Nuria Parlon a accusé Voix se propager discours de haine après le crime de Manrèseavec deux mineurs arrêtés.
La position de Vox sur l’immigration et la sécurité
Le crime de Manresa a une fois de plus placé l’immigration au centre du débat politique en Catalogne. Vox a lié l’événement à son diagnostic de pression migratoire, une histoire que le groupe décrit comme une invasion migratoire. Ignacio Garrigasecrétaire général de Vox et référence territoriale en Catalogne, a placé la sécurité comme axe prioritaire de son discours.
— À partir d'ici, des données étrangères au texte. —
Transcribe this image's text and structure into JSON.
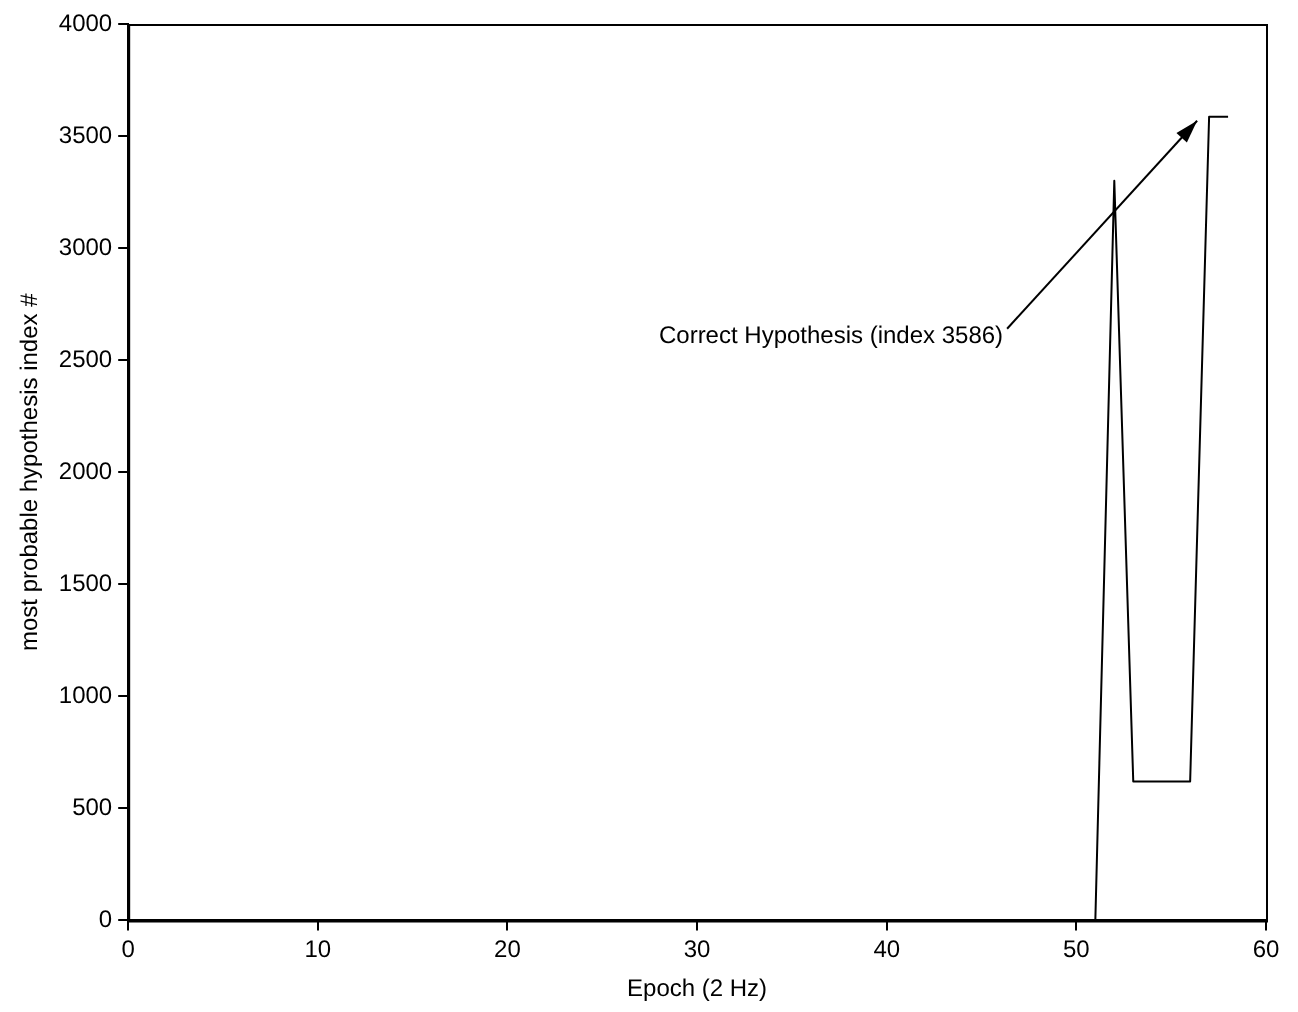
{
  "chart_data": {
    "type": "line",
    "xlabel": "Epoch (2 Hz)",
    "ylabel": "most probable hypothesis index #",
    "x": [
      51,
      52,
      53,
      56,
      57,
      58
    ],
    "series": [
      {
        "color": "#000000",
        "values": [
          0,
          3300,
          620,
          620,
          3586,
          3586
        ]
      }
    ],
    "xlim": [
      0,
      60
    ],
    "xticks": [
      0,
      10,
      20,
      30,
      40,
      50,
      60
    ],
    "ylim": [
      0,
      4000
    ],
    "yticks": [
      0,
      500,
      1000,
      1500,
      2000,
      2500,
      3000,
      3500,
      4000
    ],
    "grid": false,
    "legend": false,
    "marker": "none",
    "line_style": "solid",
    "annotations": [
      {
        "text": "Correct Hypothesis (index 3586)",
        "x": 57,
        "y": 3586
      }
    ]
  }
}
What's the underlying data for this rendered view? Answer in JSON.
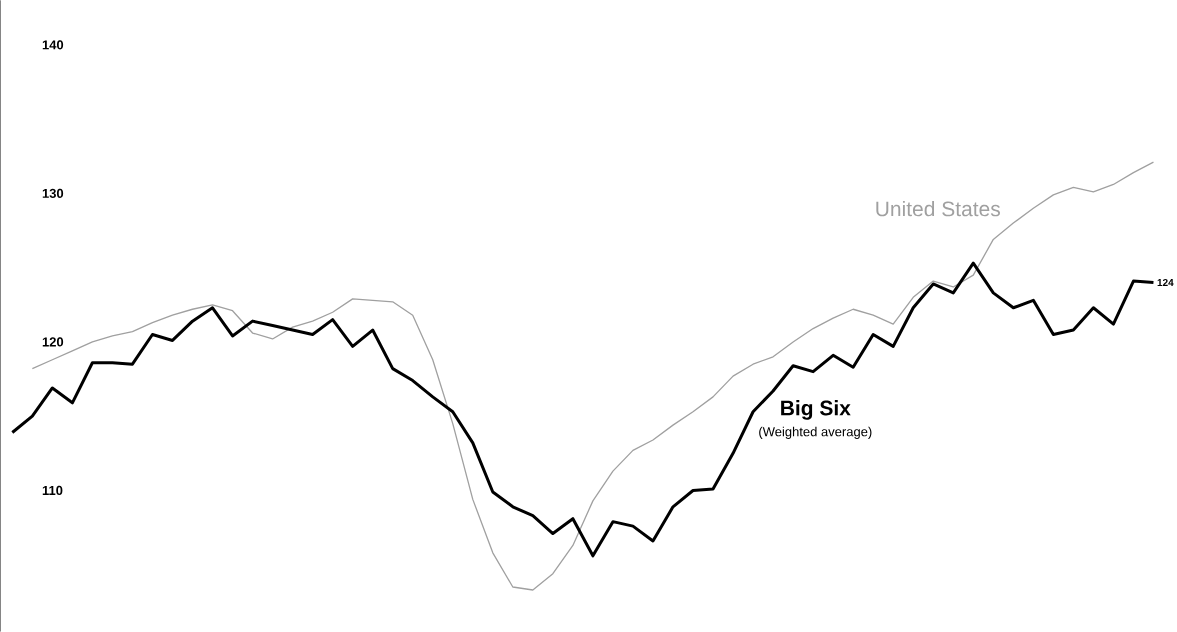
{
  "chart_data": {
    "type": "line",
    "ylim": [
      100.5,
      143
    ],
    "yticks": [
      110,
      120,
      130,
      140
    ],
    "tick_labels": "y",
    "categories": [
      null,
      null,
      null,
      null,
      null,
      null,
      null,
      null,
      null,
      null,
      null,
      null,
      null,
      null,
      null,
      null,
      null,
      null,
      null,
      null,
      null,
      null,
      null,
      null,
      null,
      null,
      null,
      null,
      null,
      null,
      null,
      null,
      null,
      null,
      null,
      null,
      null,
      null,
      null,
      null,
      null,
      null,
      null,
      null,
      null,
      null,
      null,
      null,
      null,
      null,
      null,
      null,
      null,
      null,
      null,
      null,
      null,
      null
    ],
    "annotations": [
      "(Weighted average)"
    ],
    "series": [
      {
        "name": "United States",
        "color": "#a0a0a0",
        "values": [
          null,
          118.2,
          118.8,
          119.4,
          120.0,
          120.4,
          120.7,
          121.3,
          121.8,
          122.2,
          122.5,
          122.1,
          120.6,
          120.2,
          121.0,
          121.4,
          122.0,
          122.9,
          122.8,
          122.7,
          121.8,
          118.8,
          114.5,
          109.4,
          105.8,
          103.5,
          103.3,
          104.4,
          106.3,
          109.3,
          111.3,
          112.7,
          113.4,
          114.4,
          115.3,
          116.3,
          117.7,
          118.5,
          119.0,
          120.0,
          120.9,
          121.6,
          122.2,
          121.8,
          121.2,
          123.0,
          124.1,
          123.7,
          124.5,
          126.9,
          128.0,
          129.0,
          129.9,
          130.4,
          130.1,
          130.6,
          131.4,
          132.1
        ]
      },
      {
        "name": "Big Six",
        "color": "#000000",
        "values": [
          113.9,
          115.0,
          116.9,
          115.9,
          118.6,
          118.6,
          118.5,
          120.5,
          120.1,
          121.4,
          122.3,
          120.4,
          121.4,
          121.1,
          120.8,
          120.5,
          121.5,
          119.7,
          120.8,
          118.2,
          117.4,
          116.3,
          115.3,
          113.2,
          109.9,
          108.9,
          108.3,
          107.1,
          108.1,
          105.6,
          107.9,
          107.6,
          106.6,
          108.9,
          110.0,
          110.1,
          112.5,
          115.3,
          116.7,
          118.4,
          118.0,
          119.1,
          118.3,
          120.5,
          119.7,
          122.3,
          123.9,
          123.3,
          125.3,
          123.3,
          122.3,
          122.8,
          120.5,
          120.8,
          122.3,
          121.2,
          124.1,
          124
        ],
        "value_labels": [
          null,
          null,
          null,
          null,
          null,
          null,
          null,
          null,
          null,
          null,
          null,
          null,
          null,
          null,
          null,
          null,
          null,
          null,
          null,
          null,
          null,
          null,
          null,
          null,
          null,
          null,
          null,
          null,
          null,
          null,
          null,
          null,
          null,
          null,
          null,
          null,
          null,
          null,
          null,
          null,
          null,
          null,
          null,
          null,
          null,
          null,
          null,
          null,
          null,
          null,
          null,
          null,
          null,
          null,
          null,
          null,
          null,
          "124"
        ]
      }
    ]
  }
}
Pour Vox, l’affaire n’est pas un événement isolé. Le groupe affirme que la Catalogne connaît une augmentation de la criminalité liée à l’immigration irrégulière et réclame des sanctions pénales plus sévères, notamment davantage de policiers et des mesures d’expulsion. Les dirigeants nationaux conviennent que le débat sur l’immigration doit occuper une place centrale dans l’agenda public. La formation considère que le durcissement des sanctions et le renforcement de la présence policière sont les seules réponses efficaces.
Le parti a critiqué le fait que Généralité mettre l’accent sur le discours politique et non sur les échecs en matière de sécurité. Vox réclame une réponse pénale plus énergique et une révision des protocoles d’accueil des mineurs non accompagnés, l’un de ses drapeaux dans le Parlement de Catalogne.
La réponse de Parlon et les données de l’affaire
Le conseiller de Intérieur et sécurité publique, Nuria Parlona répondu au récit de Vox par un message retentissant : les deux détenus, âgés de 15 et 16 ans, sont des mineurs nés en Catalogne. Dans une interview accordée à Catalunya Ràdio, Parlon a assuré que « les deux mineurs ont une famille et sont nés en Catalogne ».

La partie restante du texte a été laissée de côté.